The experience of attentively listening to Lucier’s I Am Sitting In A Room left me amazed and speechless – starting from a familiar voice recording, it ended up being an unexpected journey leading listeners to the underlying and unfamiliar territory of the physical world. It was indeed a beautiful realization that our surroundings are beyond what it appears to be. The recording as an artwork is self-explanatory and independent from labels because of its incorporation of the spoken language. However, as listeners gradually understand the artwork’s medium and process through the sentences narrated by Lucier, the language dissolves. The absolute presence of the artist becomes an ambiguous absence and is inevitably replaced by the overpowering environment.
Reverb has been one of the most common sound effects from singing in the shower to the echoes traveling between canyons. Lucier’s piece took the sound phenomenon to the extreme. He created a gradual process of stripping any human trace from the environment – from an individual’s speaking voice to the human pride of language, and restores the space with the natural resonance frequency of the room – a pure soundscape which is both futuristic and ancient. Is sound the coded language? Or is language the coded sound? Lucier challenged the common understanding of our relationship to sounds.
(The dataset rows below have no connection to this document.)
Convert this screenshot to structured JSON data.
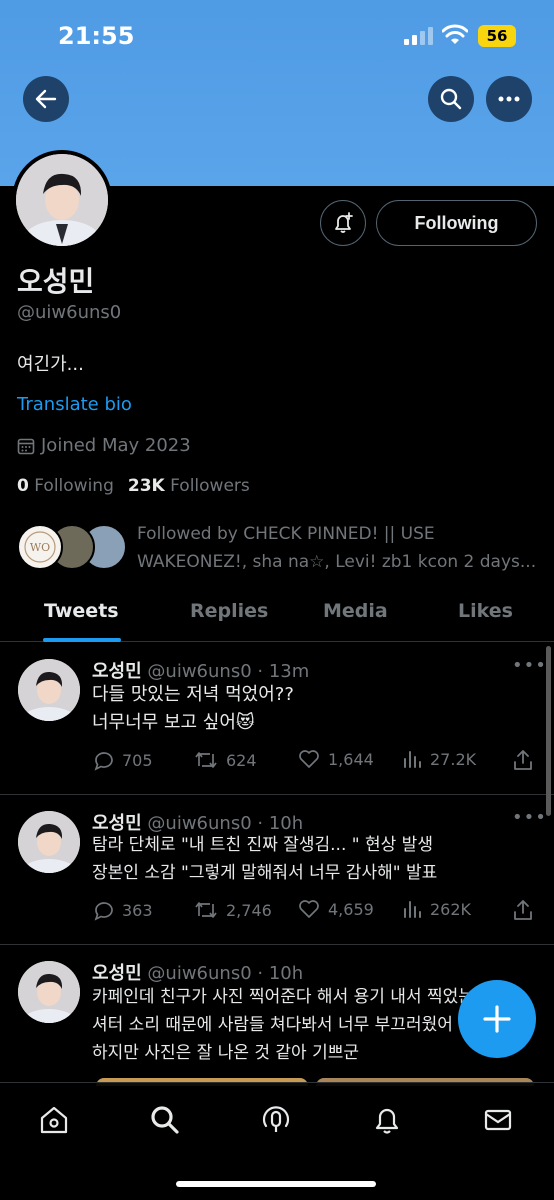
{
  "status": {
    "time": "21:55",
    "battery": "56"
  },
  "profile": {
    "display_name": "오성민",
    "handle": "@uiw6uns0",
    "bio": "여긴가...",
    "translate_label": "Translate bio",
    "joined": "Joined May 2023",
    "following_count": "0",
    "following_label": "Following",
    "followers_count": "23K",
    "followers_label": "Followers",
    "following_button": "Following",
    "followed_by_line1": "Followed by CHECK PINNED! || USE",
    "followed_by_line2": "WAKEONEZ!, sha na☆, Levi! zb1 kcon 2 days..."
  },
  "tabs": [
    {
      "label": "Tweets"
    },
    {
      "label": "Replies"
    },
    {
      "label": "Media"
    },
    {
      "label": "Likes"
    }
  ],
  "tweets": [
    {
      "name": "오성민",
      "meta": "@uiw6uns0 · 13m",
      "lines": [
        "다들 맛있는 저녁 먹었어??",
        "너무너무 보고 싶어😻"
      ],
      "replies": "705",
      "retweets": "624",
      "likes": "1,644",
      "views": "27.2K"
    },
    {
      "name": "오성민",
      "meta": "@uiw6uns0 · 10h",
      "lines": [
        "탐라 단체로 \"내 트친 진짜 잘생김... \" 현상 발생",
        "장본인 소감 \"그렇게 말해줘서 너무 감사해\" 발표"
      ],
      "replies": "363",
      "retweets": "2,746",
      "likes": "4,659",
      "views": "262K"
    },
    {
      "name": "오성민",
      "meta": "@uiw6uns0 · 10h",
      "lines": [
        "카페인데 친구가 사진 찍어준다 해서 용기 내서 찍었는데",
        "셔터 소리 때문에 사람들 쳐다봐서 너무 부끄러웠어",
        "하지만 사진은 잘 나온 것 같아 기쁘군"
      ]
    }
  ],
  "icons": {
    "back": "arrow-left-icon",
    "search": "search-icon",
    "more": "more-icon",
    "bell": "bell-plus-icon",
    "calendar": "calendar-icon",
    "nav": [
      "home-icon",
      "search-icon",
      "spaces-icon",
      "notifications-icon",
      "messages-icon"
    ]
  },
  "colors": {
    "accent": "#1d9bf0",
    "banner": "#5aa4ea",
    "muted": "#71767b"
  }
}
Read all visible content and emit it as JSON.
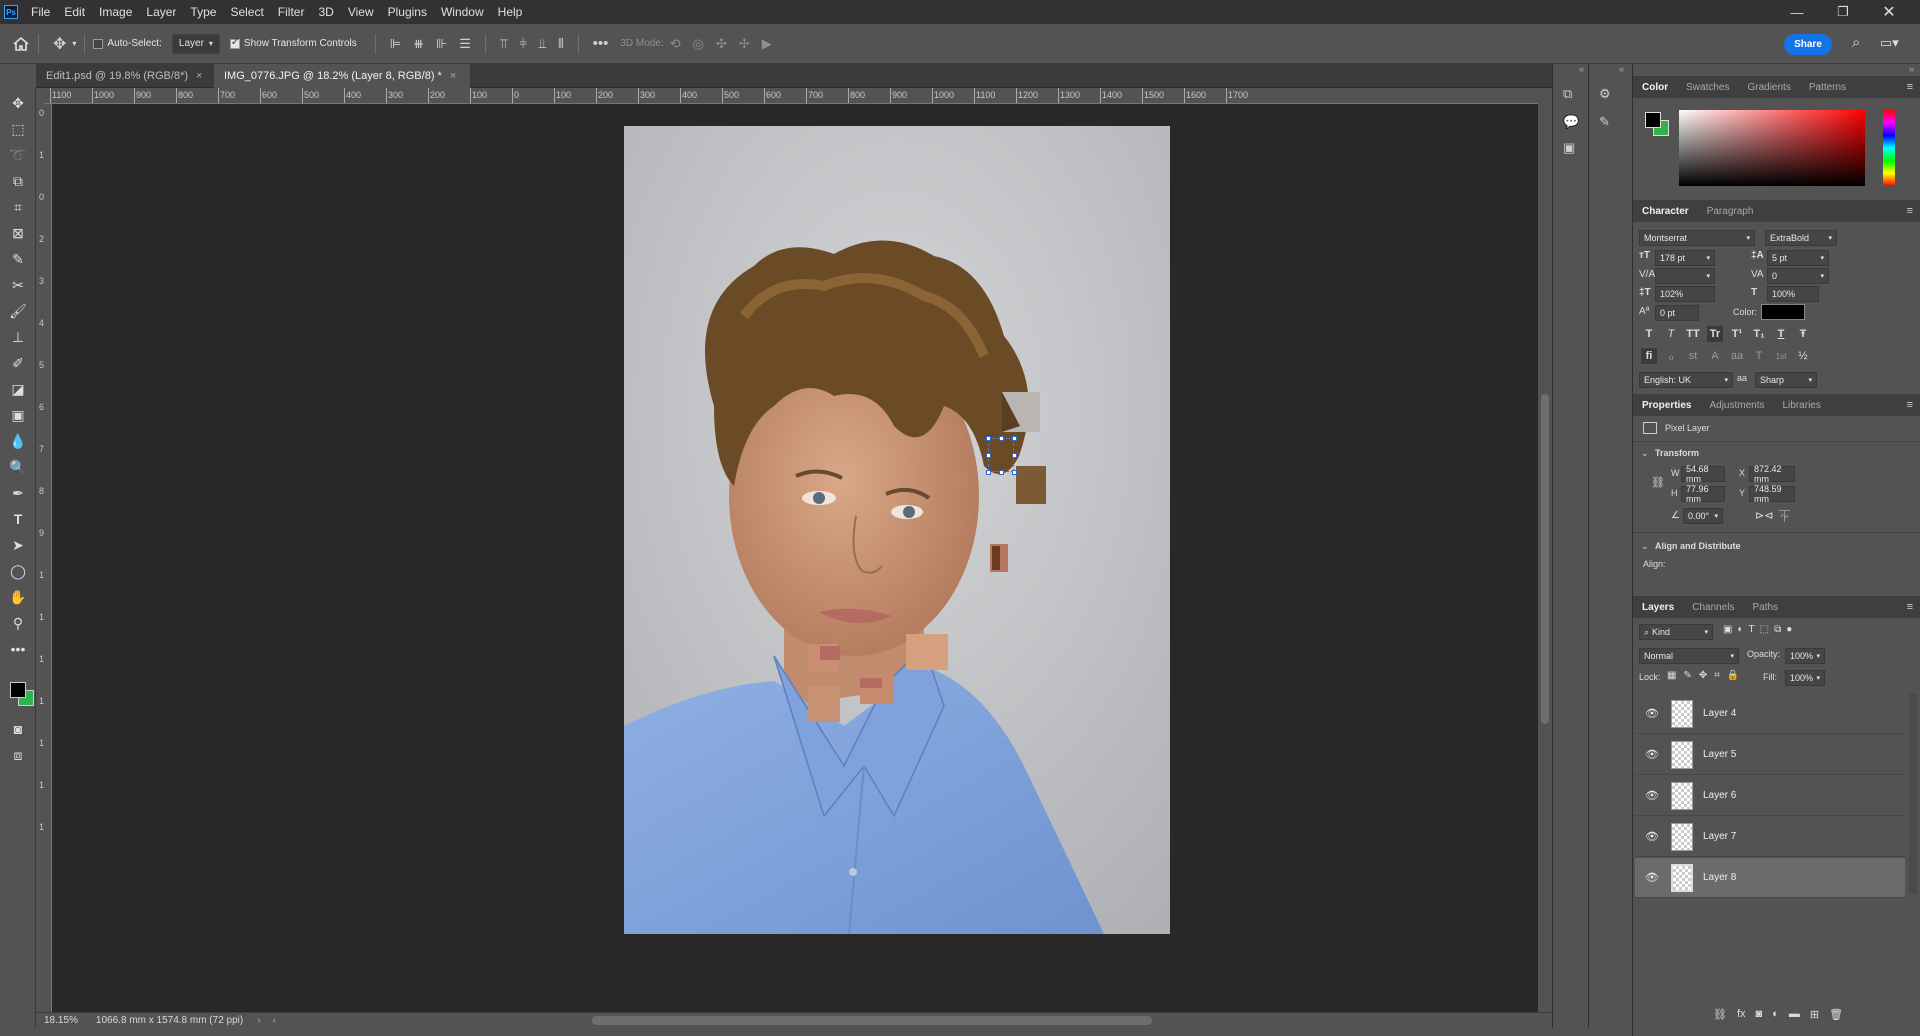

Reading about the installation of I Am Sitting In A Room in MOMA reminds me of the site-specific quality of the piece. After all, the piece is about directing listeners’ attention from the recoding itself to how it is reflected by the room or the overall surrounding. As Cage exemplified in his piece 4’33, there never exists a silent moment. The aural experience is a major part of our encounter with the world – the sounds of traffic, verbal communication, music… The nature is weaved by sounds even if we don’t hear it at the moment. I believe sound art shares the common mission with other forms of art to inquire about the knowledge of the world we are living in and our connection to it.